(concurring specially).
Agreeing with the reasoning of and the result announced in the opinion, I concur fully in it. In order, however, to pinpoint more precisely my reasons for disagreement with the appellee’s opposed view, I desire to state categorically that I agree with appellee that “Where it is reasonably certain that if a thing is negligently manufactured [or constructed] * * * that life and limb will be placed in danger, a duty of care exists even in the absence of privity and liability results in the case of persons injured by reason of such negligent construction * * * ”, but this agreement must be qualified by adding thereto these words from Judge Cardozo’s opinion in MacPherson v. Buick Motor Co., 217 N.Y. 382, 111 N.E. 1050, 1053, L.R.A. 1916F., 696:
“It is possible to use almost anything in a way that will make it dangerous if defective. That is not enough to charge the manufacturer with a duty independent of a contract * * *. If danger was to be expected as reasonably certain, there was a duty of vigilance, and this whether you call the danger inherent or imminent.” (emphasis supplied.)
My difference with appellee arises, therefore, not out of the general statement or application of the rule but out of the state of the evidence here to which he seeks to apply it. In short, it seems clear to me beyond any question that under the evidence in this case, taken, as it must be, most favorably for the plaintiff, the jury could not reasonably find that the defendant had been proven negligent under the invoked rule.
Our attention has been called to no legislative enactment or decision of the State of Alabama which determines that the evidence here presented establishes a violation of the rule. The American Law Institute Restatement of the Law of Torts, Sec. 285, states the rule applicable here as follows:
“The standard of conduct of a reasonable man * * * (b) may be applied to the facts of the case by the trial judge or the jury, if there be no such legislative enactment or judicial decision.”
and in the comment which follows the section quoted, it is said:
“(e) Function of trial court. If there is no legislative enactment covering the circumstances of a particular case and there is no decision of an appellate court which establishes whether particular conduct is or is not negligent, a trial judge may withdraw a case from a jury whenever the jury could not reasonably find the defendant’s conduct to be negligent.”

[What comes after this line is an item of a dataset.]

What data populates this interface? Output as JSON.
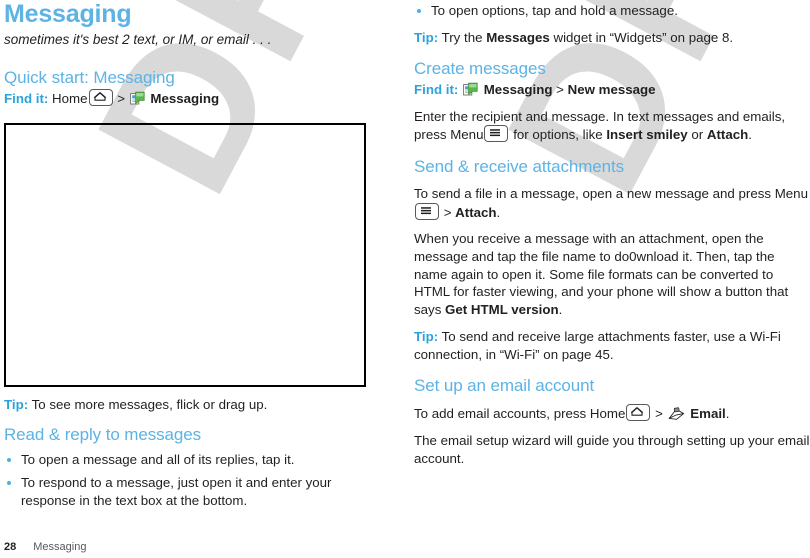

As I understand it, the rule stated in the Restatement is the same in substance as the general rule in Alabama and in the Federal Courts concerning motions for directed verdicts. Under the proof in this case, considered from the standpoint as well of what the evidence failed to show as to what it did show, it seems quite clear that the jury could not reasonably have found: (1) that “danger was *420to be expected as reasonably certain” so as to bring the contractor within the rule imposing a duty of vigilance with respect to the particular length of particular screws to be used in the door handle; and (2) that if there was such a duty of vigilance, the contractor failed to discharge that duty. I know that it has become the fashion in some quarters to consider that a trial by jury means a trial by jury alone in which the jury determines not only what the facts are but whether they are sufficient as matter of law to make out a case. This is not yet the rule in the State Courts of Alabama, nor is it the rule in the Federal Courts of that state and this circuit.